Ecology Law Quarterly

Document Type

Article

Abstract

This Article attempts to bring people back into legal analysis by drawing upon behavioral preferences of human beings suggested by the laws of biology. Biological theory offers no all-encompassing explanations of legal outcomes, although it offers important, and much neglected, partial explanations.

That the law can be explained in this light suggests that courts have a view of human nature departing from the caricatures of much contemporary legal theory. We take as our setting an issue faced by each society in every era-property rights in natural resources.

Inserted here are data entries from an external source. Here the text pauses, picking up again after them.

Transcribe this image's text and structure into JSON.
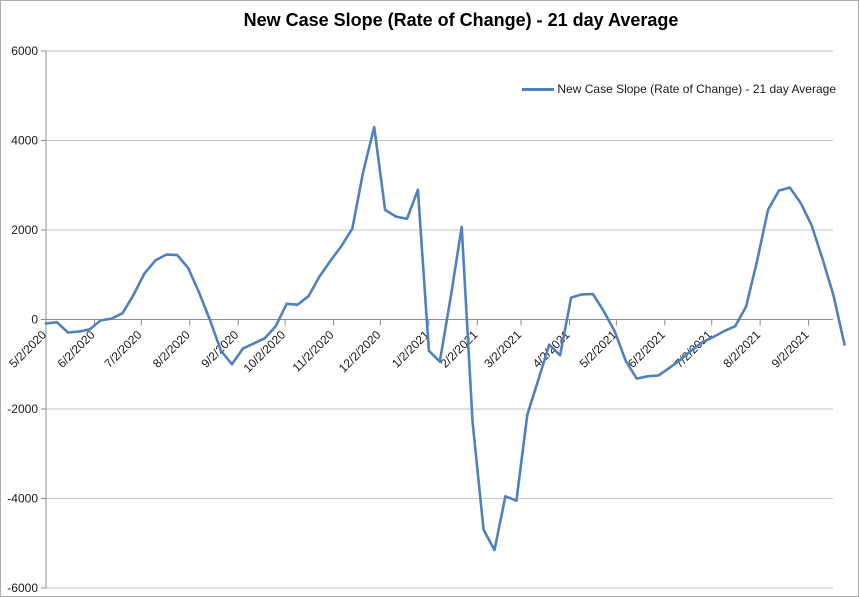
{
  "chart": {
    "title": "New Case Slope (Rate of Change) - 21 day Average",
    "legend": {
      "label": "New Case Slope (Rate of Change) - 21 day Average"
    },
    "colors": {
      "series": "#4f81bd",
      "gridline": "#c6c6c6",
      "axis": "#8c8c8c",
      "tick_text": "#1a1a1a",
      "title_text": "#000000"
    }
  },
  "chart_data": {
    "type": "line",
    "title": "New Case Slope (Rate of Change) - 21 day Average",
    "xlabel": "",
    "ylabel": "",
    "ylim": [
      -6000,
      6000
    ],
    "y_ticks": [
      6000,
      4000,
      2000,
      0,
      -2000,
      -4000,
      -6000
    ],
    "x_tick_labels": [
      "5/2/2020",
      "6/2/2020",
      "7/2/2020",
      "8/2/2020",
      "9/2/2020",
      "10/2/2020",
      "11/2/2020",
      "12/2/2020",
      "1/2/2021",
      "2/2/2021",
      "3/2/2021",
      "4/2/2021",
      "5/2/2021",
      "6/2/2021",
      "7/2/2021",
      "8/2/2021",
      "9/2/2021"
    ],
    "grid": true,
    "legend_position": "top-right",
    "series": [
      {
        "name": "New Case Slope (Rate of Change) - 21 day Average",
        "x": [
          "5/2/2020",
          "5/9/2020",
          "5/16/2020",
          "5/23/2020",
          "5/30/2020",
          "6/6/2020",
          "6/13/2020",
          "6/20/2020",
          "6/27/2020",
          "7/4/2020",
          "7/11/2020",
          "7/18/2020",
          "7/25/2020",
          "8/1/2020",
          "8/8/2020",
          "8/15/2020",
          "8/22/2020",
          "8/29/2020",
          "9/5/2020",
          "9/12/2020",
          "9/19/2020",
          "9/26/2020",
          "10/3/2020",
          "10/10/2020",
          "10/17/2020",
          "10/24/2020",
          "10/31/2020",
          "11/7/2020",
          "11/14/2020",
          "11/21/2020",
          "11/28/2020",
          "12/5/2020",
          "12/12/2020",
          "12/19/2020",
          "12/26/2020",
          "1/2/2021",
          "1/9/2021",
          "1/16/2021",
          "1/23/2021",
          "1/30/2021",
          "2/6/2021",
          "2/13/2021",
          "2/20/2021",
          "2/27/2021",
          "3/6/2021",
          "3/13/2021",
          "3/20/2021",
          "3/27/2021",
          "4/3/2021",
          "4/10/2021",
          "4/17/2021",
          "4/24/2021",
          "5/1/2021",
          "5/8/2021",
          "5/15/2021",
          "5/22/2021",
          "5/29/2021",
          "6/5/2021",
          "6/12/2021",
          "6/19/2021",
          "6/26/2021",
          "7/3/2021",
          "7/10/2021",
          "7/17/2021",
          "7/24/2021",
          "7/31/2021",
          "8/7/2021",
          "8/14/2021",
          "8/21/2021",
          "8/28/2021",
          "9/4/2021",
          "9/11/2021",
          "9/18/2021",
          "9/25/2021"
        ],
        "values": [
          -90,
          -60,
          -290,
          -270,
          -220,
          -20,
          20,
          140,
          550,
          1030,
          1320,
          1450,
          1440,
          1150,
          600,
          -20,
          -700,
          -1000,
          -650,
          -535,
          -420,
          -150,
          350,
          330,
          520,
          960,
          1310,
          1640,
          2030,
          3300,
          4300,
          2450,
          2300,
          2250,
          2900,
          -700,
          -940,
          500,
          2070,
          -2300,
          -4700,
          -5150,
          -3950,
          -4050,
          -2130,
          -1350,
          -560,
          -800,
          490,
          560,
          570,
          180,
          -270,
          -930,
          -1320,
          -1270,
          -1250,
          -1080,
          -900,
          -690,
          -510,
          -390,
          -260,
          -150,
          290,
          1300,
          2450,
          2880,
          2950,
          2600,
          2100,
          1340,
          530,
          -560
        ]
      }
    ]
  }
}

Part I takes up the task of theory development by recanvassing property theory and assigning special importance to four prominent themes-biological and social functionary explanations, the concept of natural resource rights in common, and the process component of property rights definition. The ideas developed include the human property right, which is inalienable except upon terms of the holder, and provisional rights to the common stock of natural resources, called social property, representing wealth that may be reallocated without compensation.

These themes constitute the basis of a comprehensive theory of property. All four of the theoretical themes are amply represented in historical justifications of property, and one would expect these themes to reappear in contemporary legal doctrine governing actual property conflicts. Part II tests this comprehensive theory against legal experience in the natural resources field. Used for this purpose are the statutes and case law addressing a variety of resource conflicts in five different doctrinal settings—nuisance and takings law, waste, and the reserved rights and public trust doctrines. These doctrines define crucial relationships among people, and between people and their collective representatives.

In testing the theory articulated here, a subsidiary purpose of this Article is to develop a taking theory offering descriptive guidance for the law of natural resource wealth allocation.